Les jours avec des prix négatifs de l'électricité se comptaient sur les doigts d'une main en 2012. C'est plus d'une centaine de jours avec des prix négatifs sur le marché allemand de l'électricité en 2013. Et nous venons de rentrer ce samedi 4 janvier 2014 dans la quatrième semaine de jours successifs à prix négatifs sur ce marché. Ce n'est plus du fifrelin, une problématique à la marge, même si elle ne concerne que quelques tranches horaires chaque jour et, à ce stade, des volumes d'échanges encore limités sur le marché spot. 'Cliquez Ici'
Ces prix négatifs de l'électricité sont cependant une aberration économique. Ils illustrent un double gaspillage, et devraient être considérés à mon sens comme une prise de risque inacceptable pour l'Europe.
S'il y a excédent de production, il faut aller chercher à la source la cause de cet excédent de production.
La difficulté c'est que le volume trop important des subventions sur les énergies intermittentes rend le marché européen de l'électricité complètement déconnecté de la réalité physique, ce qui ouvre grand la porte des manipulations et spéculations financières les plus folles.
La pointe maximale de la demande en électricité en Allemagne a été en 2012 de 81858 MWe quand la puissance installée fin 2012 était de 31300 MWe dans l'éolien, 33100 MWe dans le solaire, 5700 MWe dans la biomasse, et 10800 MWe dans l'hydraulique, soit un total de 81700 MWe.(source ENTSOE, Yearly Statistics & Adequacy retrospect 2012).
Avec 46 pour cent de la puissance électrique installée en Allemagne, les énergies renouvelables et l'hydraulique n'ont réalisé que 25 pour cent de la production de l'électricité en Allemagne en 2012. 60 % de la production d'électricité en Allemagne est restée réalisée en 2012 par de l'énergie fossile ce qui conduit l'Allemagne à demeurer l'un des plus grands pollueurs d'Europe ( 9 tonnes de CO2 émises par habitant).

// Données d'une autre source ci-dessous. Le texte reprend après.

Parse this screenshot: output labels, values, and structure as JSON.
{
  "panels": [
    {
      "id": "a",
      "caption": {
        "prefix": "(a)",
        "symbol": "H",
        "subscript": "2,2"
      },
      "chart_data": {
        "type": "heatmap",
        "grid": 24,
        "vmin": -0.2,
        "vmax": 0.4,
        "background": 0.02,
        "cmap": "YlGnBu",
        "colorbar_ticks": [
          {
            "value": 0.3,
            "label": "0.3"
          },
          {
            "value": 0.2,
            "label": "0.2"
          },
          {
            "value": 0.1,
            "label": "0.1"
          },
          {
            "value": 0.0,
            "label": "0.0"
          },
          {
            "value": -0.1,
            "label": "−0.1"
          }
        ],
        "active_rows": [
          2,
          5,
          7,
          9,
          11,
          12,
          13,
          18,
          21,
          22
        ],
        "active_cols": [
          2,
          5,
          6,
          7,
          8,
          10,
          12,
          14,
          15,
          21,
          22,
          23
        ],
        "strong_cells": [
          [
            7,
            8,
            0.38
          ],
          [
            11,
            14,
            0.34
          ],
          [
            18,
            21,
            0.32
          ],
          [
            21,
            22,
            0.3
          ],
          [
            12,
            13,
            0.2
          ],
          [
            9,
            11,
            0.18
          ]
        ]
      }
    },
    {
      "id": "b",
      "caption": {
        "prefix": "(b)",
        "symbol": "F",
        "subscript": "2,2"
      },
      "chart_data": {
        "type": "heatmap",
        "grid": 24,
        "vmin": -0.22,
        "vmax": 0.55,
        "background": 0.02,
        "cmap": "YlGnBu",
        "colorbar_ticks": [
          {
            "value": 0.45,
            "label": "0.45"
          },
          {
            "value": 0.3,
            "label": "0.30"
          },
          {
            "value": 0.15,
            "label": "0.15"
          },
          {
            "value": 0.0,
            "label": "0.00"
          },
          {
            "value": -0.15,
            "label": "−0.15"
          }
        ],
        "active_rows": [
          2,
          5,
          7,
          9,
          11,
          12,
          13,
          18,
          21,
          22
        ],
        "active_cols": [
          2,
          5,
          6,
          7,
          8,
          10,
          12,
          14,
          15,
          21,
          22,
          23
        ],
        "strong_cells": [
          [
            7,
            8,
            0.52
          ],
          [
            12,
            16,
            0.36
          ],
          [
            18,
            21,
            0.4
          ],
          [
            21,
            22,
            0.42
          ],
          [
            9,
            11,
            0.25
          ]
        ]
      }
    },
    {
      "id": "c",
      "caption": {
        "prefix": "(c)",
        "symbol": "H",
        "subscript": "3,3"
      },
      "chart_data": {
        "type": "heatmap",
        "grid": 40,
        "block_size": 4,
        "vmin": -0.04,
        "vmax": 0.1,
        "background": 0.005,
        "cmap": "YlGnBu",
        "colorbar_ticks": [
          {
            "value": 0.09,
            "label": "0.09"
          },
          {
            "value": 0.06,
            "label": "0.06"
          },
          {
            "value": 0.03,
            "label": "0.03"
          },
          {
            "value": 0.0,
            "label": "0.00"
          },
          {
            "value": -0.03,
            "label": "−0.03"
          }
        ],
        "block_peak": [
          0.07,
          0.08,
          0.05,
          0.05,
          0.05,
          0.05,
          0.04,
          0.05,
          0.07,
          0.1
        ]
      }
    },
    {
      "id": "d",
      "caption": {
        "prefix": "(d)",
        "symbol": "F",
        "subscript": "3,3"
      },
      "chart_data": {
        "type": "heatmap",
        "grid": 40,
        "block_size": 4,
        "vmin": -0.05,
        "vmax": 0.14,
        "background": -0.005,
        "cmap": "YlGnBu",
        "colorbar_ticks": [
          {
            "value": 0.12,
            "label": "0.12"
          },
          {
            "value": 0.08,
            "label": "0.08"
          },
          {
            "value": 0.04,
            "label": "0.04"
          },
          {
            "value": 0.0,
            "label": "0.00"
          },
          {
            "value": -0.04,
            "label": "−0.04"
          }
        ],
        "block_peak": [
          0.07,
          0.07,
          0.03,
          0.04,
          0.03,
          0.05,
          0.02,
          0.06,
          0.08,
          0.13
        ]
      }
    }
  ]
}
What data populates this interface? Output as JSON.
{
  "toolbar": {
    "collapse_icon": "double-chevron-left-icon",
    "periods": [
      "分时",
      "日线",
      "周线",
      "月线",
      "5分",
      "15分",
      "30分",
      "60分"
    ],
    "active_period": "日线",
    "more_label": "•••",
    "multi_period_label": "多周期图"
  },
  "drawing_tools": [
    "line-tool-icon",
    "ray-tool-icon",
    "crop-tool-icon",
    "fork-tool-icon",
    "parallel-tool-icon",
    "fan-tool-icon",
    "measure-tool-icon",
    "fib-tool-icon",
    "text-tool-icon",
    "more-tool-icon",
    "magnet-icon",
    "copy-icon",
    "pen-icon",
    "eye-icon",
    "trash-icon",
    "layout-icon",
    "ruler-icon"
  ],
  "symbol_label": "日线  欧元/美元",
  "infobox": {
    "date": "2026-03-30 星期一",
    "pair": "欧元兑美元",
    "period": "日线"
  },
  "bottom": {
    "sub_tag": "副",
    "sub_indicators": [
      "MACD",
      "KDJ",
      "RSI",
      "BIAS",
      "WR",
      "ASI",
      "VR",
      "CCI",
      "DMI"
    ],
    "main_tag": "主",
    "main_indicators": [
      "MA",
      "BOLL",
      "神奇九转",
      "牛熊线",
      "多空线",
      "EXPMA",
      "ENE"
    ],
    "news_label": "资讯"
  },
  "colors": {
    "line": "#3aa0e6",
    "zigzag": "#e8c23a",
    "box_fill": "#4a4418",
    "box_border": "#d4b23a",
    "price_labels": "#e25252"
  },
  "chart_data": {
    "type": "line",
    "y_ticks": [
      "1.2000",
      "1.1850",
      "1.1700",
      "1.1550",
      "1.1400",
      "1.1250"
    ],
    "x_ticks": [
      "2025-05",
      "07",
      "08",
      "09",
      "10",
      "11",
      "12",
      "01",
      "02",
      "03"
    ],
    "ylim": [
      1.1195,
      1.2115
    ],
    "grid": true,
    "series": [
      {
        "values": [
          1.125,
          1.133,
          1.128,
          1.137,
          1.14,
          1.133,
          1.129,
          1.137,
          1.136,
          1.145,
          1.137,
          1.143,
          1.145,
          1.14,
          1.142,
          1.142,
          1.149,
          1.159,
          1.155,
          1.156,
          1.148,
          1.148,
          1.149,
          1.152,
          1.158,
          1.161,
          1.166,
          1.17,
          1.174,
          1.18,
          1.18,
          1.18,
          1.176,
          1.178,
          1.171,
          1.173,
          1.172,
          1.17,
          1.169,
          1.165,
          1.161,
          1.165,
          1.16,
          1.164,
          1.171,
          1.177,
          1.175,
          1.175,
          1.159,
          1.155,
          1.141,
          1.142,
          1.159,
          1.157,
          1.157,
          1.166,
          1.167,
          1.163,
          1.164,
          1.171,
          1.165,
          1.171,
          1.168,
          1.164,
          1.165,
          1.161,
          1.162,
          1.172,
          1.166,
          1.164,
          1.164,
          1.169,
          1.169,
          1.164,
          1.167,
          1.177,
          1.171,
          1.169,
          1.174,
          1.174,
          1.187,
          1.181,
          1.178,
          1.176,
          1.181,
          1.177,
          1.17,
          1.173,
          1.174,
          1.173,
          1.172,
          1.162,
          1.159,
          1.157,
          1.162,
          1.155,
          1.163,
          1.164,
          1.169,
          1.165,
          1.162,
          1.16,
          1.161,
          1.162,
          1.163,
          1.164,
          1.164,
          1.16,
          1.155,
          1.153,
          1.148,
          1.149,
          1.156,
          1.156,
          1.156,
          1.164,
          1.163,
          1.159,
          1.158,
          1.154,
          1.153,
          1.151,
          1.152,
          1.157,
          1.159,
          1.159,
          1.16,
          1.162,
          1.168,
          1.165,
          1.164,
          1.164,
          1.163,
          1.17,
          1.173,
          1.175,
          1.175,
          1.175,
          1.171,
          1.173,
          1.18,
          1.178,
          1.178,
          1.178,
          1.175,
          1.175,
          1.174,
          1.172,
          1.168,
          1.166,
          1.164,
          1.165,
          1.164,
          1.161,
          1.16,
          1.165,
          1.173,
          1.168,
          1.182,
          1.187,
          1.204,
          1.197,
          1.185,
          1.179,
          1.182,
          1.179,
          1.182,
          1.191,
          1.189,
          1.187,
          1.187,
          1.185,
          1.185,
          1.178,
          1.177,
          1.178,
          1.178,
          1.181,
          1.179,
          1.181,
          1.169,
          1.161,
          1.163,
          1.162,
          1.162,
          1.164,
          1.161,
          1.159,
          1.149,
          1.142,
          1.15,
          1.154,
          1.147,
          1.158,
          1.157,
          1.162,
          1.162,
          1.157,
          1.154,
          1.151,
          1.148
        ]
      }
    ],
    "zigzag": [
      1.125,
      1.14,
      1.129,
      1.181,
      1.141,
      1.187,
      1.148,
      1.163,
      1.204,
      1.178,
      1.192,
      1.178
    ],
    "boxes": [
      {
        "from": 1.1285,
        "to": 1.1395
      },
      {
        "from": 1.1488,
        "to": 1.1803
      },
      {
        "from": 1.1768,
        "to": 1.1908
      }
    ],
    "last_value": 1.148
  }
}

La pointe de la demande en électricité est très variable, comme l'est la production intermittente. Mais comme l'une n'est pas corrélée avec l'autre, et que le programme d'investissement dans les énergies intermittentes reste très soutenu en Allemagne par le mécanisme de subventions, Il y a de plus en plus de situations où la production intermittente est malgré tout excédentaire par rapport à la demande, une fois saturés les besoins allemands et les interconnexions électriques avec les pays voisins. Les prix négatifs de l'électricité illustrent ainsi une double gabegie, un double gaspillage, incitation par des prix négatifs à consommer de la précieuse énergie, et investissements subventionnés à outrance, plusieurs centaines de milliards d'euros, dans les énergies intermittentes dont le volume n'est désormais plus du tout adapté aux besoins. Pour mémoire, les investissements dans les énergies intermittentes sont très capitalistiques. Plus de 1 million d'euro le MWe dans l'éolien, plus de 2 million le MWe dans le photovoltaïque. Les 103 530 MWe d'éolien installés fin 2012 dans toute l'Europe représentent plus de 100 milliards d'euros d'investissements immobilisés. Les 67 964 MWe de solaire installés, plus de 130 milliards d'euros.

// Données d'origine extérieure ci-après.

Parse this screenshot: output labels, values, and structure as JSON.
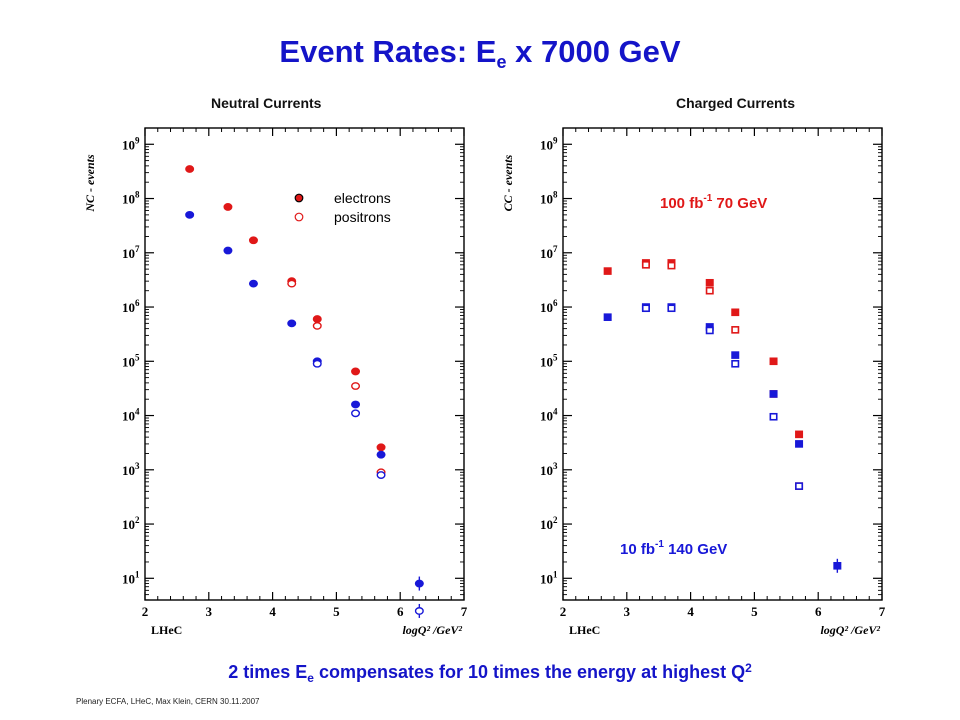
{
  "title": {
    "main": "Event Rates: E",
    "sub": "e",
    "rest": " x 7000 GeV"
  },
  "footer": "Plenary ECFA, LHeC, Max Klein, CERN 30.11.2007",
  "bottom_note": {
    "p1": "2 times E",
    "sub": "e",
    "p2": " compensates for 10 times the energy at highest Q",
    "sup": "2"
  },
  "colors": {
    "title": "#1414c8",
    "red": "#e01818",
    "blue": "#1818d8"
  },
  "chart_data": [
    {
      "type": "scatter",
      "title": "Neutral Currents",
      "xlabel": "logQ² /GeV²",
      "ylabel": "NC - events",
      "brand": "LHeC",
      "xlim": [
        2,
        7
      ],
      "ylim_log10": [
        0.6,
        9.3
      ],
      "x_ticks": [
        "2",
        "3",
        "4",
        "5",
        "6",
        "7"
      ],
      "y_ticks": [
        {
          "base": "10",
          "exp": "1"
        },
        {
          "base": "10",
          "exp": "2"
        },
        {
          "base": "10",
          "exp": "3"
        },
        {
          "base": "10",
          "exp": "4"
        },
        {
          "base": "10",
          "exp": "5"
        },
        {
          "base": "10",
          "exp": "6"
        },
        {
          "base": "10",
          "exp": "7"
        },
        {
          "base": "10",
          "exp": "8"
        },
        {
          "base": "10",
          "exp": "9"
        }
      ],
      "legend": {
        "position": "top-right",
        "items": [
          "electrons",
          "positrons"
        ]
      },
      "series": [
        {
          "marker": "filled-circle",
          "color": "red",
          "points": [
            [
              2.7,
              350000000.0
            ],
            [
              3.3,
              70000000.0
            ],
            [
              3.7,
              17000000.0
            ],
            [
              4.3,
              3000000.0
            ],
            [
              4.7,
              600000.0
            ],
            [
              5.3,
              65000.0
            ],
            [
              5.7,
              2600.0
            ]
          ]
        },
        {
          "marker": "open-circle",
          "color": "red",
          "points": [
            [
              4.3,
              2700000.0
            ],
            [
              4.7,
              450000.0
            ],
            [
              5.3,
              35000.0
            ],
            [
              5.7,
              900.0
            ]
          ]
        },
        {
          "marker": "filled-circle",
          "color": "blue",
          "points": [
            [
              2.7,
              50000000.0
            ],
            [
              3.3,
              11000000.0
            ],
            [
              3.7,
              2700000.0
            ],
            [
              4.3,
              500000.0
            ],
            [
              4.7,
              100000.0
            ],
            [
              5.3,
              16000.0
            ],
            [
              5.7,
              1900.0
            ],
            [
              6.3,
              8.0
            ]
          ]
        },
        {
          "marker": "open-circle",
          "color": "blue",
          "points": [
            [
              4.7,
              90000.0
            ],
            [
              5.3,
              11000.0
            ],
            [
              5.7,
              800.0
            ],
            [
              6.3,
              2.5
            ]
          ]
        }
      ]
    },
    {
      "type": "scatter",
      "title": "Charged Currents",
      "xlabel": "logQ² /GeV²",
      "ylabel": "CC - events",
      "brand": "LHeC",
      "xlim": [
        2,
        7
      ],
      "ylim_log10": [
        0.6,
        9.3
      ],
      "x_ticks": [
        "2",
        "3",
        "4",
        "5",
        "6",
        "7"
      ],
      "y_ticks": [
        {
          "base": "10",
          "exp": "1"
        },
        {
          "base": "10",
          "exp": "2"
        },
        {
          "base": "10",
          "exp": "3"
        },
        {
          "base": "10",
          "exp": "4"
        },
        {
          "base": "10",
          "exp": "5"
        },
        {
          "base": "10",
          "exp": "6"
        },
        {
          "base": "10",
          "exp": "7"
        },
        {
          "base": "10",
          "exp": "8"
        },
        {
          "base": "10",
          "exp": "9"
        }
      ],
      "annotations": [
        {
          "text": "100 fb",
          "sup": "-1",
          "rest": "  70 GeV",
          "color": "red"
        },
        {
          "text": "10 fb",
          "sup": "-1",
          "rest": "  140 GeV",
          "color": "blue"
        }
      ],
      "series": [
        {
          "marker": "filled-square",
          "color": "red",
          "points": [
            [
              2.7,
              4600000.0
            ],
            [
              3.3,
              6500000.0
            ],
            [
              3.7,
              6500000.0
            ],
            [
              4.3,
              2800000.0
            ],
            [
              4.7,
              800000.0
            ],
            [
              5.3,
              100000.0
            ],
            [
              5.7,
              4500.0
            ]
          ]
        },
        {
          "marker": "open-square",
          "color": "red",
          "points": [
            [
              3.3,
              6000000.0
            ],
            [
              3.7,
              5800000.0
            ],
            [
              4.3,
              2000000.0
            ],
            [
              4.7,
              380000.0
            ],
            [
              5.3,
              25000.0
            ],
            [
              5.7,
              500.0
            ]
          ]
        },
        {
          "marker": "filled-square",
          "color": "blue",
          "points": [
            [
              2.7,
              650000.0
            ],
            [
              3.3,
              1000000.0
            ],
            [
              3.7,
              1000000.0
            ],
            [
              4.3,
              430000.0
            ],
            [
              4.7,
              130000.0
            ],
            [
              5.3,
              25000.0
            ],
            [
              5.7,
              3000.0
            ],
            [
              6.3,
              17
            ]
          ]
        },
        {
          "marker": "open-square",
          "color": "blue",
          "points": [
            [
              3.3,
              950000.0
            ],
            [
              3.7,
              950000.0
            ],
            [
              4.3,
              370000.0
            ],
            [
              4.7,
              90000.0
            ],
            [
              5.3,
              9500.0
            ],
            [
              5.7,
              500.0
            ]
          ]
        }
      ]
    }
  ]
}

Et au profit de qui, ni de l'environnement, car ces investissements ou subventions auraient pu être plus utiles ailleurs, pour mieux isoler les bâtiments ou pour décarbonner les transports par exemple. Ni du consommateur final qui est le dindon de la farce en payant le surcoût induit par ces gaspillages hautement rentables pour la spéculation financière et habilement qualifiés d'énergie verte. En France, le coût est répercuté sur la CSPE, la Contribution de Service Public de l'Electricité. Chacun peut lire le montant qu'il paie sur sa facture d'électricité.
Et de plus, à force de jouer à la marchande en spéculant entre les prix négatifs et positifs de l'électricité, et en favorisant des investissements inadaptés assis sur des rentes, avec des saturations de plus en plus fréquentes des interconnexions et des marges sur la sûreté du système électrique de plus en plus sollicitées, on prend le risque de black out, de perte généralisée du réseau sur l'ensemble du réseau électrique européen interconnecté ( plus de 500 millions de clients raccordés).
Et ce ne sont pas les grands investisseurs, d'ailleurs certains "off shore", qui prennent le risque. C'est l'ensemble des consommateurs en électricité dans l'Europe électrique interconnectée.